The group’s overall revenues were up 15 percent in the three months ended June 30 to 12.54 billion euros, helped by another strong performance in its key fashion and leather goods division. Sales were up 12 percent on an organic basis.
Group share of net profit rose 9 percent to 3.27 billion euros in the first half, while profit from recurring operations advanced 14 percent to 5.29 billion euros, with an operating profit margin of 21.1 percent, reflecting a negative foreign exchange impact.
The luxury giant said sales in the fashion and leather goods division, which includes Fendi, Dior and Givenchy, jumped 20 percent on a like-for-like basis to 5.31 billion euros during the quarter, zooming past consensus estimates.

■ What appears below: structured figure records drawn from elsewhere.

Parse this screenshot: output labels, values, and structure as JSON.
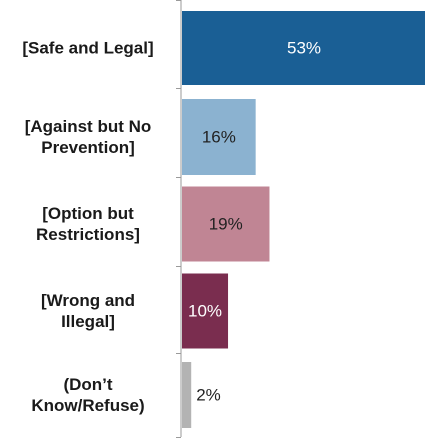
{
  "chart_data": {
    "type": "bar",
    "orientation": "horizontal",
    "categories": [
      [
        "[Safe and Legal]"
      ],
      [
        "[Against but No",
        "Prevention]"
      ],
      [
        "[Option but",
        "Restrictions]"
      ],
      [
        "[Wrong and",
        "Illegal]"
      ],
      [
        "(Don’t",
        "Know/Refuse)"
      ]
    ],
    "values": [
      53,
      16,
      19,
      10,
      2
    ],
    "value_labels": [
      "53%",
      "16%",
      "19%",
      "10%",
      "2%"
    ],
    "colors": [
      "#1a5f95",
      "#8bb2d0",
      "#c08594",
      "#7a2d4f",
      "#b3b3b3"
    ],
    "value_label_colors": [
      "#ffffff",
      "#222222",
      "#222222",
      "#ffffff",
      "#222222"
    ],
    "value_label_position": [
      "inside",
      "inside",
      "inside",
      "inside",
      "outside"
    ],
    "xlim": [
      0,
      53
    ],
    "title": "",
    "xlabel": "",
    "ylabel": "",
    "grid": false,
    "legend": "none"
  }
}
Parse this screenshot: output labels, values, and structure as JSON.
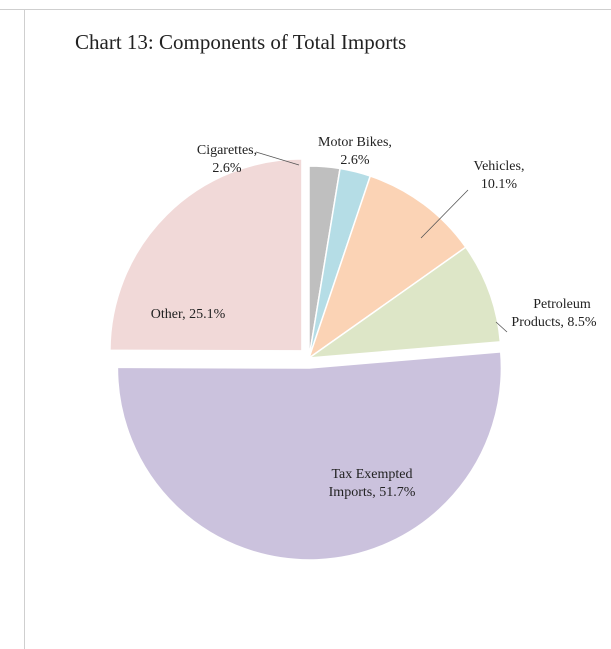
{
  "chart_data": {
    "type": "pie",
    "title": "Chart 13: Components of Total Imports",
    "slices": [
      {
        "name": "Cigarettes",
        "value": 2.6,
        "label_lines": [
          "Cigarettes,",
          "2.6%"
        ],
        "color": "#bfbfbf"
      },
      {
        "name": "Motor Bikes",
        "value": 2.6,
        "label_lines": [
          "Motor Bikes,",
          "2.6%"
        ],
        "color": "#b5dde6"
      },
      {
        "name": "Vehicles",
        "value": 10.1,
        "label_lines": [
          "Vehicles,",
          "10.1%"
        ],
        "color": "#fbd3b5"
      },
      {
        "name": "Petroleum Products",
        "value": 8.5,
        "label_lines": [
          "Petroleum",
          "Products, 8.5%"
        ],
        "color": "#dde6c7"
      },
      {
        "name": "Tax Exempted Imports",
        "value": 51.7,
        "label_lines": [
          "Tax Exempted",
          "Imports, 51.7%"
        ],
        "color": "#cbc2dd"
      },
      {
        "name": "Other",
        "value": 25.1,
        "label_lines": [
          "Other, 25.1%"
        ],
        "color": "#f1d9d8"
      }
    ],
    "legend": "none",
    "start_angle": "12 o'clock",
    "direction": "clockwise"
  }
}
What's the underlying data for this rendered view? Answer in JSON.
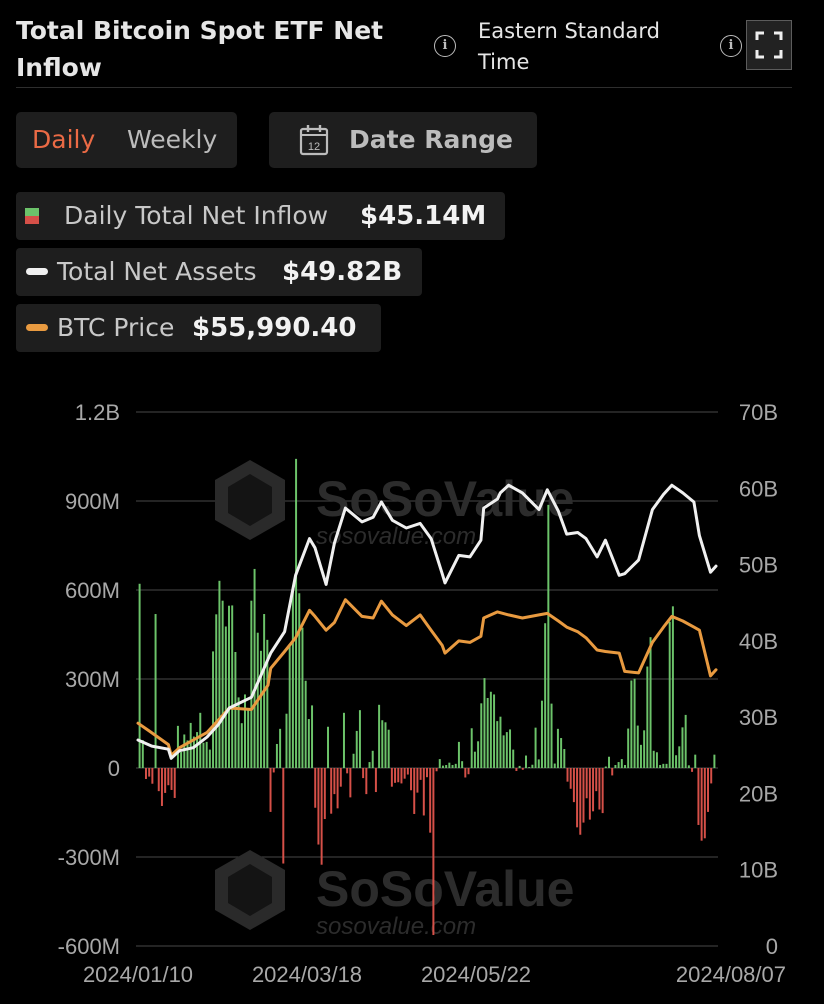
{
  "header": {
    "title": "Total Bitcoin Spot ETF Net Inflow",
    "timezone": "Eastern Standard Time"
  },
  "controls": {
    "daily": "Daily",
    "weekly": "Weekly",
    "date_range": "Date Range",
    "calendar_day": "12"
  },
  "legend": {
    "inflow_label": "Daily Total Net Inflow",
    "inflow_value": "$45.14M",
    "assets_label": "Total Net Assets",
    "assets_value": "$49.82B",
    "price_label": "BTC Price",
    "price_value": "$55,990.40"
  },
  "watermark": {
    "brand": "SoSoValue",
    "url": "sosovalue.com"
  },
  "colors": {
    "positive": "#6cc36a",
    "negative": "#d65048",
    "assets": "#f0f0f0",
    "price": "#e89a40",
    "active_tab": "#ea6a45",
    "grid": "#3a3a3a",
    "axis_text": "#a8a8a8"
  },
  "chart_data": {
    "type": "bar",
    "title": "Total Bitcoin Spot ETF Net Inflow",
    "x_start": "2024-01-11",
    "x_end": "2024-08-07",
    "x_ticks": [
      "2024/01/10",
      "2024/03/18",
      "2024/05/22",
      "2024/08/07"
    ],
    "y_left_ticks": [
      "1.2B",
      "900M",
      "600M",
      "300M",
      "0",
      "-300M",
      "-600M"
    ],
    "y_right_ticks": [
      "70B",
      "60B",
      "50B",
      "40B",
      "30B",
      "20B",
      "10B",
      "0"
    ],
    "y_left_range": [
      -600000000,
      1200000000
    ],
    "y_right_range": [
      0,
      70000000000
    ],
    "grid": true,
    "series": [
      {
        "name": "Daily Total Net Inflow",
        "axis": "left",
        "type": "bar",
        "unit": "USD millions",
        "values": [
          621,
          94,
          -37,
          -29,
          -53,
          519,
          -78,
          -128,
          -84,
          -58,
          -74,
          -101,
          142,
          54,
          113,
          93,
          152,
          106,
          121,
          186,
          85,
          88,
          62,
          393,
          518,
          631,
          564,
          477,
          547,
          548,
          391,
          238,
          151,
          248,
          201,
          564,
          671,
          456,
          395,
          519,
          432,
          -148,
          -15,
          81,
          132,
          -322,
          183,
          418,
          602,
          1042,
          589,
          473,
          294,
          165,
          211,
          -134,
          -258,
          -326,
          -172,
          139,
          -154,
          -88,
          -136,
          -63,
          186,
          -18,
          -99,
          48,
          125,
          195,
          -34,
          -88,
          20,
          58,
          -81,
          213,
          161,
          154,
          129,
          -63,
          -50,
          -48,
          -52,
          -36,
          -22,
          -75,
          -155,
          -83,
          -40,
          -160,
          -31,
          -218,
          -563,
          -11,
          30,
          8,
          10,
          18,
          10,
          14,
          88,
          23,
          -32,
          -21,
          134,
          55,
          90,
          218,
          303,
          236,
          257,
          248,
          158,
          173,
          110,
          121,
          130,
          62,
          -10,
          7,
          -6,
          42,
          3,
          11,
          136,
          29,
          227,
          488,
          887,
          217,
          15,
          132,
          101,
          64,
          -46,
          -70,
          -115,
          -200,
          -225,
          -184,
          -102,
          -174,
          -146,
          -78,
          -140,
          -152,
          5,
          38,
          -25,
          10,
          20,
          30,
          10,
          133,
          295,
          301,
          143,
          78,
          127,
          342,
          441,
          58,
          53,
          10,
          14,
          14,
          493,
          545,
          43,
          73,
          137,
          179,
          9,
          -13,
          45,
          -192,
          -245,
          -237,
          -148,
          -52,
          45
        ]
      },
      {
        "name": "Total Net Assets",
        "axis": "right",
        "type": "line",
        "unit": "USD billions",
        "points": [
          [
            "2024-01-11",
            27.0
          ],
          [
            "2024-01-16",
            26.2
          ],
          [
            "2024-01-22",
            25.8
          ],
          [
            "2024-01-23",
            24.6
          ],
          [
            "2024-01-26",
            25.6
          ],
          [
            "2024-01-31",
            26.0
          ],
          [
            "2024-02-05",
            27.4
          ],
          [
            "2024-02-09",
            29.0
          ],
          [
            "2024-02-13",
            31.2
          ],
          [
            "2024-02-21",
            32.6
          ],
          [
            "2024-02-27",
            37.6
          ],
          [
            "2024-02-28",
            38.4
          ],
          [
            "2024-03-04",
            41.2
          ],
          [
            "2024-03-08",
            48.6
          ],
          [
            "2024-03-13",
            53.4
          ],
          [
            "2024-03-15",
            52.2
          ],
          [
            "2024-03-19",
            47.4
          ],
          [
            "2024-03-22",
            52.8
          ],
          [
            "2024-03-26",
            57.4
          ],
          [
            "2024-04-01",
            55.6
          ],
          [
            "2024-04-05",
            56.2
          ],
          [
            "2024-04-08",
            58.2
          ],
          [
            "2024-04-12",
            55.8
          ],
          [
            "2024-04-17",
            54.8
          ],
          [
            "2024-04-22",
            55.4
          ],
          [
            "2024-04-26",
            53.4
          ],
          [
            "2024-04-30",
            48.8
          ],
          [
            "2024-05-01",
            47.6
          ],
          [
            "2024-05-06",
            51.2
          ],
          [
            "2024-05-10",
            51.0
          ],
          [
            "2024-05-14",
            53.2
          ],
          [
            "2024-05-15",
            57.4
          ],
          [
            "2024-05-20",
            58.6
          ],
          [
            "2024-05-21",
            59.4
          ],
          [
            "2024-05-24",
            60.4
          ],
          [
            "2024-05-29",
            59.4
          ],
          [
            "2024-06-04",
            57.2
          ],
          [
            "2024-06-07",
            59.8
          ],
          [
            "2024-06-11",
            57.0
          ],
          [
            "2024-06-14",
            54.0
          ],
          [
            "2024-06-18",
            54.2
          ],
          [
            "2024-06-21",
            53.4
          ],
          [
            "2024-06-25",
            51.0
          ],
          [
            "2024-06-28",
            53.2
          ],
          [
            "2024-07-03",
            48.6
          ],
          [
            "2024-07-05",
            48.8
          ],
          [
            "2024-07-10",
            50.6
          ],
          [
            "2024-07-15",
            57.2
          ],
          [
            "2024-07-19",
            59.2
          ],
          [
            "2024-07-22",
            60.4
          ],
          [
            "2024-07-26",
            59.4
          ],
          [
            "2024-07-30",
            58.2
          ],
          [
            "2024-08-01",
            53.8
          ],
          [
            "2024-08-05",
            49.0
          ],
          [
            "2024-08-07",
            49.8
          ]
        ]
      },
      {
        "name": "BTC Price",
        "axis": "right",
        "type": "line",
        "unit": "price (right axis scale)",
        "points": [
          [
            "2024-01-11",
            29.2
          ],
          [
            "2024-01-15",
            28.2
          ],
          [
            "2024-01-22",
            26.4
          ],
          [
            "2024-01-23",
            25.0
          ],
          [
            "2024-01-26",
            26.0
          ],
          [
            "2024-01-31",
            27.0
          ],
          [
            "2024-02-05",
            28.0
          ],
          [
            "2024-02-09",
            29.6
          ],
          [
            "2024-02-13",
            31.2
          ],
          [
            "2024-02-21",
            31.0
          ],
          [
            "2024-02-27",
            34.2
          ],
          [
            "2024-02-28",
            36.4
          ],
          [
            "2024-03-04",
            38.6
          ],
          [
            "2024-03-08",
            40.4
          ],
          [
            "2024-03-13",
            44.0
          ],
          [
            "2024-03-15",
            43.2
          ],
          [
            "2024-03-19",
            41.4
          ],
          [
            "2024-03-22",
            42.4
          ],
          [
            "2024-03-26",
            45.4
          ],
          [
            "2024-04-01",
            43.2
          ],
          [
            "2024-04-05",
            43.0
          ],
          [
            "2024-04-08",
            45.2
          ],
          [
            "2024-04-12",
            43.4
          ],
          [
            "2024-04-17",
            42.0
          ],
          [
            "2024-04-22",
            43.4
          ],
          [
            "2024-04-26",
            41.4
          ],
          [
            "2024-04-30",
            39.4
          ],
          [
            "2024-05-01",
            38.4
          ],
          [
            "2024-05-06",
            40.0
          ],
          [
            "2024-05-10",
            39.8
          ],
          [
            "2024-05-14",
            40.6
          ],
          [
            "2024-05-15",
            43.0
          ],
          [
            "2024-05-20",
            43.8
          ],
          [
            "2024-05-24",
            43.4
          ],
          [
            "2024-05-29",
            43.0
          ],
          [
            "2024-06-04",
            43.4
          ],
          [
            "2024-06-07",
            43.6
          ],
          [
            "2024-06-11",
            42.6
          ],
          [
            "2024-06-14",
            41.8
          ],
          [
            "2024-06-18",
            41.2
          ],
          [
            "2024-06-21",
            40.4
          ],
          [
            "2024-06-25",
            38.8
          ],
          [
            "2024-06-28",
            38.6
          ],
          [
            "2024-07-03",
            38.4
          ],
          [
            "2024-07-05",
            36.0
          ],
          [
            "2024-07-10",
            35.8
          ],
          [
            "2024-07-15",
            39.8
          ],
          [
            "2024-07-19",
            41.8
          ],
          [
            "2024-07-22",
            43.2
          ],
          [
            "2024-07-26",
            42.6
          ],
          [
            "2024-07-30",
            41.8
          ],
          [
            "2024-08-01",
            41.4
          ],
          [
            "2024-08-05",
            35.4
          ],
          [
            "2024-08-07",
            36.2
          ]
        ]
      }
    ]
  }
}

The division had posted organic growth of 13 percent in the same period a year ago, and recorded a 15 percent rise in like-for-like sales in the first quarter.
Fashion and leather goods outperformed all other segments. Wines and spirits were up 4 percent, while perfumes and cosmetics recorded organic growth of 10 percent. Selective retailing grew 7 percent, and watches and jewelry posted a 4 percent increase.
LVMH does not provide guidance, merely reiterating in familiar wording its plan to reinforce its global leadership position in luxury goods.
“Despite buoyant demand, we will continue to manage costs and remain vigilant into the second half of the year,” Bernard Arnault, chairman and chief executive officer of LVMH, said in a statement.
The luxury conglomerate’s share price is up 47 percent so far this year, propelling Arnault near the top of the Bloomberg Billionaires Index, where he briefly replaced Bill Gates as the world’s second richest person after Amazon founder and CEO Jeff Bezos. Arnault is now back in third position, with a net worth of $106 billion.